Marco Tulio Cicerón

Nació en el año 106 a de C. en el municipio de Arpiño y Murió el 7 de diciembre del 43 a. de C. Hijo de una familia culta y acomodada, conoció du­rante su primera juventud a oradores famo­sos, como Antonio y Craso, y a grandes maestros del Derecho, como, por ejemplo, Q. Mucio Escévola; además, aprendió Retó­rica y Filosofía con Molón de Rodas y Filón de Larisa.

Dotado por la naturaleza de todas las cualidades necesarias para ser un exce­lente orador, manifestó ya muy pronto, a los veintiséis años, su talento de abogado al sostener vigorosamente en un clamoroso y arriesgado proceso la defensa de Sexto Roscio Amerino, acusado de parricidio por las intrigas de algunos malvados partidarios de Sila (v. Defensa de Sexto Roscio Ame­rino).
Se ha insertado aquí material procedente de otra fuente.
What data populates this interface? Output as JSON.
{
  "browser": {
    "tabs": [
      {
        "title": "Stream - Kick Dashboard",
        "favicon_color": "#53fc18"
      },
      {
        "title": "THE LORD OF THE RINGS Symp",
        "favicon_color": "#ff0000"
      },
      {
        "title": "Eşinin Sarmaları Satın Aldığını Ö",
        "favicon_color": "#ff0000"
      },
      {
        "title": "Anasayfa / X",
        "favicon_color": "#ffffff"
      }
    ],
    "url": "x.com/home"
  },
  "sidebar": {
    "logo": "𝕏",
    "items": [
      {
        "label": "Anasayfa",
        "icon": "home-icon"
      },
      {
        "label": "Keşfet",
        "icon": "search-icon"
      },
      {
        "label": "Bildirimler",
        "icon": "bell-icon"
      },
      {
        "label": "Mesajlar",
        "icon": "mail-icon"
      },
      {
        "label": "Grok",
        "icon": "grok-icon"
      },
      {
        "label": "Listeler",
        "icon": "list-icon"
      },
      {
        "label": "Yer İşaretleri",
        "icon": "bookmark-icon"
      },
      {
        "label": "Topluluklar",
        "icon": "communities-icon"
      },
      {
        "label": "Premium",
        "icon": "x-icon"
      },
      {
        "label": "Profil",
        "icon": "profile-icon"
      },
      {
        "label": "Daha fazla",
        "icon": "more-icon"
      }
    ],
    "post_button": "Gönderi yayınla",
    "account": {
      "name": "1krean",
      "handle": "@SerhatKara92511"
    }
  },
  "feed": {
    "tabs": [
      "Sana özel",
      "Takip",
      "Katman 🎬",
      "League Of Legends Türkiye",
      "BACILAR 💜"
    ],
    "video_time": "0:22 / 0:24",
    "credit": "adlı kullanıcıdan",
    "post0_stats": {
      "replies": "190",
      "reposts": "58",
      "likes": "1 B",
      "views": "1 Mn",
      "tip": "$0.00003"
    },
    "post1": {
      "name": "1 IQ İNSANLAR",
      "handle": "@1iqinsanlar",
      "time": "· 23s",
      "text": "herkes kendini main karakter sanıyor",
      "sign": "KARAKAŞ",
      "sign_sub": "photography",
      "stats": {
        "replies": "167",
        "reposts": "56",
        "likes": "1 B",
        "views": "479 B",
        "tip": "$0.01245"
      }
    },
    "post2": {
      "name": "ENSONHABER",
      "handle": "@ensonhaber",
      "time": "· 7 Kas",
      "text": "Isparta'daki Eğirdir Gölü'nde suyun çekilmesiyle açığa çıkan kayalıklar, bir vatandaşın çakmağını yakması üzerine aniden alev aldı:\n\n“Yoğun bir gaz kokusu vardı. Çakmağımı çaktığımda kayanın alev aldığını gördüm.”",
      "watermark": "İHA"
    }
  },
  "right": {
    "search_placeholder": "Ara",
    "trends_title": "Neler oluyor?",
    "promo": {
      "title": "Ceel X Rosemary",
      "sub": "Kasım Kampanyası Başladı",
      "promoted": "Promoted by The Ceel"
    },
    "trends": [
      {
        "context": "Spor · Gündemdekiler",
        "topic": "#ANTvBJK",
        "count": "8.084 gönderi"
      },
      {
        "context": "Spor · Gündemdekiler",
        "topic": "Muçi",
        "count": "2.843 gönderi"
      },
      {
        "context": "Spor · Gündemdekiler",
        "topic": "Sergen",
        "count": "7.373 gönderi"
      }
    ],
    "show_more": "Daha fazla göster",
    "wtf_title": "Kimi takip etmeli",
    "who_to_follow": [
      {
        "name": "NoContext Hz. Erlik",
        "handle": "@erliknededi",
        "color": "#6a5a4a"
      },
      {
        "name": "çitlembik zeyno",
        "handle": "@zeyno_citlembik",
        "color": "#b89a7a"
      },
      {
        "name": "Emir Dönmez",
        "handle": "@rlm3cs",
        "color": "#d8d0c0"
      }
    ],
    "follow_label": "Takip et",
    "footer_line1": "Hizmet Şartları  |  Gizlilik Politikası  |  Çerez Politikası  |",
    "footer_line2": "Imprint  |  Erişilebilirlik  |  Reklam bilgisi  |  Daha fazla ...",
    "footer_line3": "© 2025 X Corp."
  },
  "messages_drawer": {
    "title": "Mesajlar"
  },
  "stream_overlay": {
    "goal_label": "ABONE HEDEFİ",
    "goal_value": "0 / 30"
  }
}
Tras este triunfo, que le situó entre los principales abogados de Roma, viajó por Grecia y el Asia Menor, visitando y relacio­nándose con todos los maestros célebres por su doctrina y su elocuencia, de los cuales retuvo — con su maravillosa facultad de comprensión y asimilación — cuanto juzgó digno de ser recordado e imitado.

Vuelto a Roma, inició el «cursus honorum». Tras la cuestura, un gran acontecimiento judicial llevóle pronto a las más elevadas cimas de la fortuna: el proceso de Cayo Verres, co­dicioso gobernador de Sicilia acusado de concusión; en él actuó C. como abogado de los sicilianos y obtuvo la condena del reo, a quien defendía Hortensio, el más ex­perimentado y célebre orador de la época. Los discursos contra Verres son siete (v. Los Verrinas): dos de ellos fueron pronunciados y los otros cinco se publicaron tras el pro­ceso como relación oratoria de la encuesta realizada sobre toda la actividad criminal del acusado.
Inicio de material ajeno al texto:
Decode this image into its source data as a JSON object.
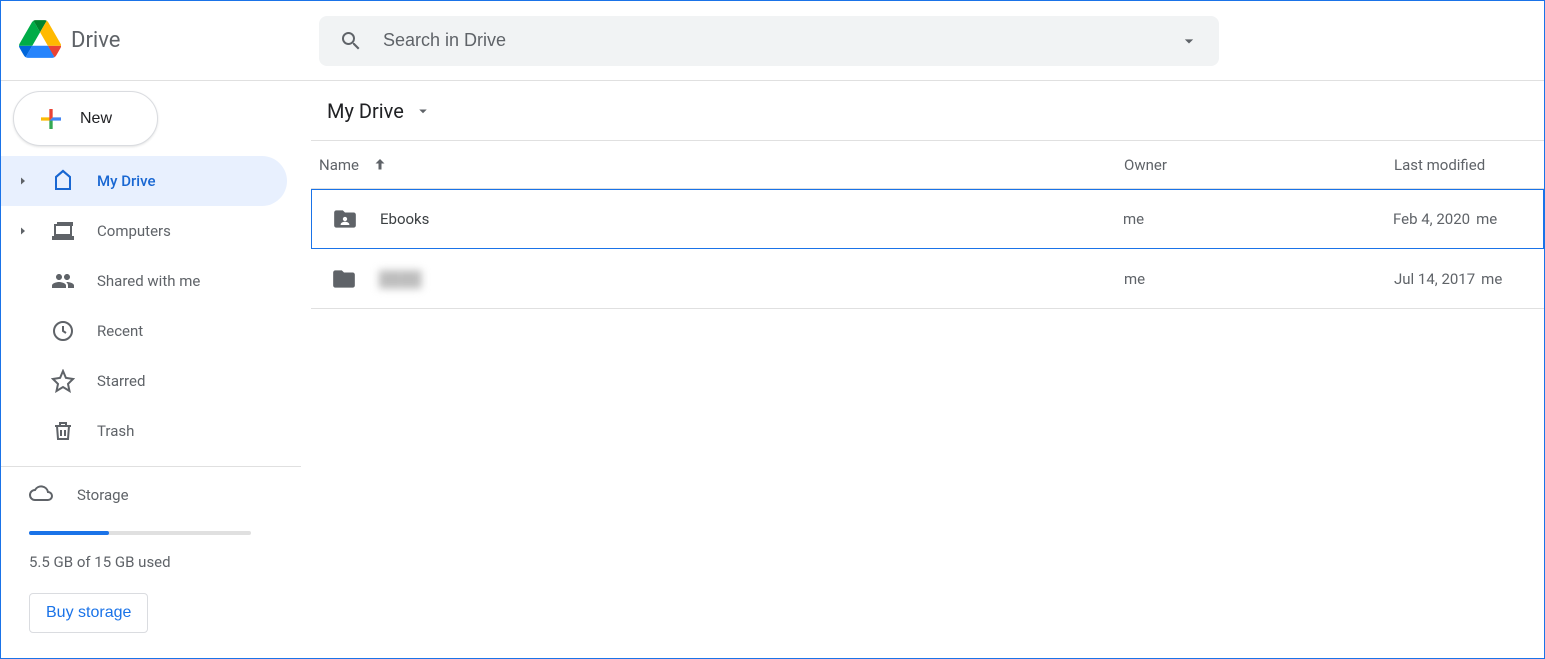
{
  "header": {
    "app_name": "Drive",
    "search_placeholder": "Search in Drive"
  },
  "sidebar": {
    "new_label": "New",
    "items": [
      {
        "label": "My Drive"
      },
      {
        "label": "Computers"
      },
      {
        "label": "Shared with me"
      },
      {
        "label": "Recent"
      },
      {
        "label": "Starred"
      },
      {
        "label": "Trash"
      }
    ],
    "storage": {
      "label": "Storage",
      "used_text": "5.5 GB of 15 GB used",
      "buy_label": "Buy storage",
      "percent": 36
    }
  },
  "main": {
    "breadcrumb": "My Drive",
    "columns": {
      "name": "Name",
      "owner": "Owner",
      "modified": "Last modified"
    },
    "rows": [
      {
        "name": "Ebooks",
        "owner": "me",
        "modified": "Feb 4, 2020",
        "modified_by": "me",
        "shared": true,
        "selected": true
      },
      {
        "name": "",
        "owner": "me",
        "modified": "Jul 14, 2017",
        "modified_by": "me",
        "shared": false,
        "selected": false,
        "redacted": true
      }
    ]
  }
}
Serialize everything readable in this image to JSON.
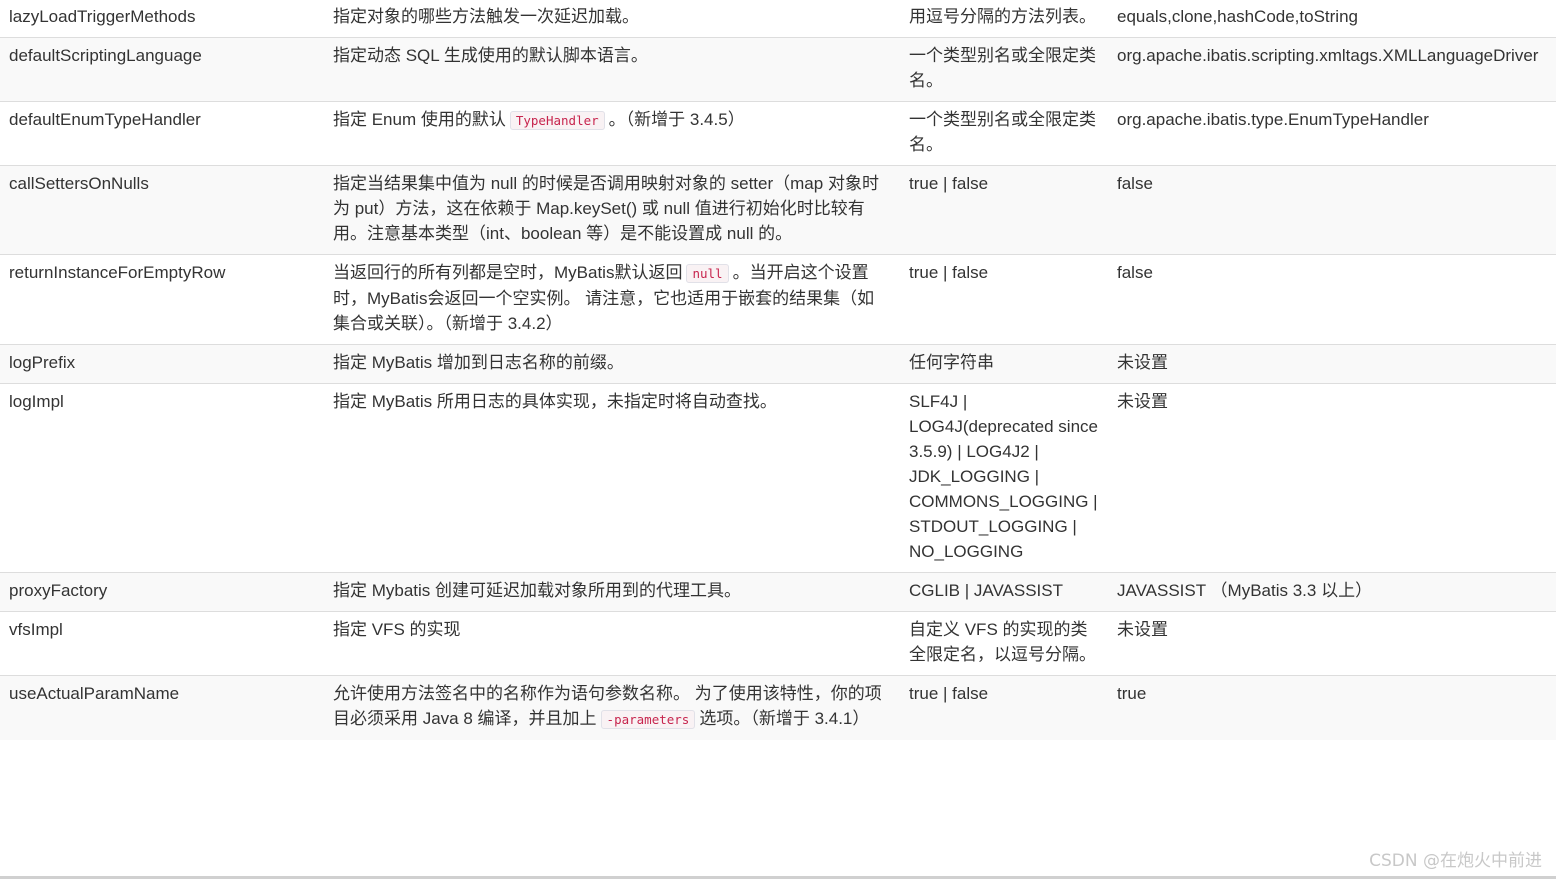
{
  "table": {
    "rows": [
      {
        "name": "lazyLoadTriggerMethods",
        "desc": "指定对象的哪些方法触发一次延迟加载。",
        "values": "用逗号分隔的方法列表。",
        "default": "equals,clone,hashCode,toString"
      },
      {
        "name": "defaultScriptingLanguage",
        "desc": "指定动态 SQL 生成使用的默认脚本语言。",
        "values": "一个类型别名或全限定类名。",
        "default": "org.apache.ibatis.scripting.xmltags.XMLLanguageDriver"
      },
      {
        "name": "defaultEnumTypeHandler",
        "desc_pre": "指定 Enum 使用的默认",
        "desc_code": "TypeHandler",
        "desc_post": "。（新增于 3.4.5）",
        "values": "一个类型别名或全限定类名。",
        "default": "org.apache.ibatis.type.EnumTypeHandler"
      },
      {
        "name": "callSettersOnNulls",
        "desc": "指定当结果集中值为 null 的时候是否调用映射对象的 setter（map 对象时为 put）方法，这在依赖于 Map.keySet() 或 null 值进行初始化时比较有用。注意基本类型（int、boolean 等）是不能设置成 null 的。",
        "values": "true | false",
        "default": "false"
      },
      {
        "name": "returnInstanceForEmptyRow",
        "desc_pre": "当返回行的所有列都是空时，MyBatis默认返回",
        "desc_code": "null",
        "desc_post": "。当开启这个设置时，MyBatis会返回一个空实例。 请注意，它也适用于嵌套的结果集（如集合或关联）。（新增于 3.4.2）",
        "values": "true | false",
        "default": "false"
      },
      {
        "name": "logPrefix",
        "desc": "指定 MyBatis 增加到日志名称的前缀。",
        "values": "任何字符串",
        "default": "未设置"
      },
      {
        "name": "logImpl",
        "desc": "指定 MyBatis 所用日志的具体实现，未指定时将自动查找。",
        "values": "SLF4J | LOG4J(deprecated since 3.5.9) | LOG4J2 | JDK_LOGGING | COMMONS_LOGGING | STDOUT_LOGGING | NO_LOGGING",
        "default": "未设置"
      },
      {
        "name": "proxyFactory",
        "desc": "指定 Mybatis 创建可延迟加载对象所用到的代理工具。",
        "values": "CGLIB | JAVASSIST",
        "default": "JAVASSIST （MyBatis 3.3 以上）"
      },
      {
        "name": "vfsImpl",
        "desc": "指定 VFS 的实现",
        "values": "自定义 VFS 的实现的类全限定名，以逗号分隔。",
        "default": "未设置"
      },
      {
        "name": "useActualParamName",
        "desc_pre": "允许使用方法签名中的名称作为语句参数名称。 为了使用该特性，你的项目必须采用 Java 8 编译，并且加上",
        "desc_code": "-parameters",
        "desc_post": "选项。（新增于 3.4.1）",
        "values": "true | false",
        "default": "true"
      }
    ]
  },
  "watermark": "CSDN @在炮火中前进"
}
Entre el desempeño de los car­gos de edil y pretor pronunció las oracio­nes en defensa de M. Fonteyo (Pro Fonteio) y Cecina (Pro Caecina), y en el año de la pretura apoyó ante el pueblo la pro­puesta del tribuno C. Manilio, que aconse­jaba confiar a Pompeyo el mando de la cam­paña contra Mitrídates (v. Defensa de la ley Manilia para el mando de Cneo Pompeyo), y defendió en uno de sus más bellos dis­cursos judiciales a Aulo Cluencio A vito, acusado de envenenamiento (Pro Cluentio).

Durante la lucha para las elecciones con­sulares pronunció en el Senado una oración contra sus dos competidores coligados, An­tonio y Catilina; de este discurso electoral «in toga candida» quedan algunos fragmen­tos y el comentario de Asconio Pediano, docto gramático del primer siglo de nuestra era. Elegido cónsul en el año 64 con el apo­yo de los nobles frente a Catilina, pronun­ció tres oraciones De la ley agraria (v.), con las cuales combatió e hizo rechazar la legislación agrícola propuesta por el tribuno Servilio Rulo, y defendió a Rabirio, acusado de alta traición por haber dado muerte en el año 100 al tribuno Saturnino (v. Defensa de C. Rabirio, reo de alta traición).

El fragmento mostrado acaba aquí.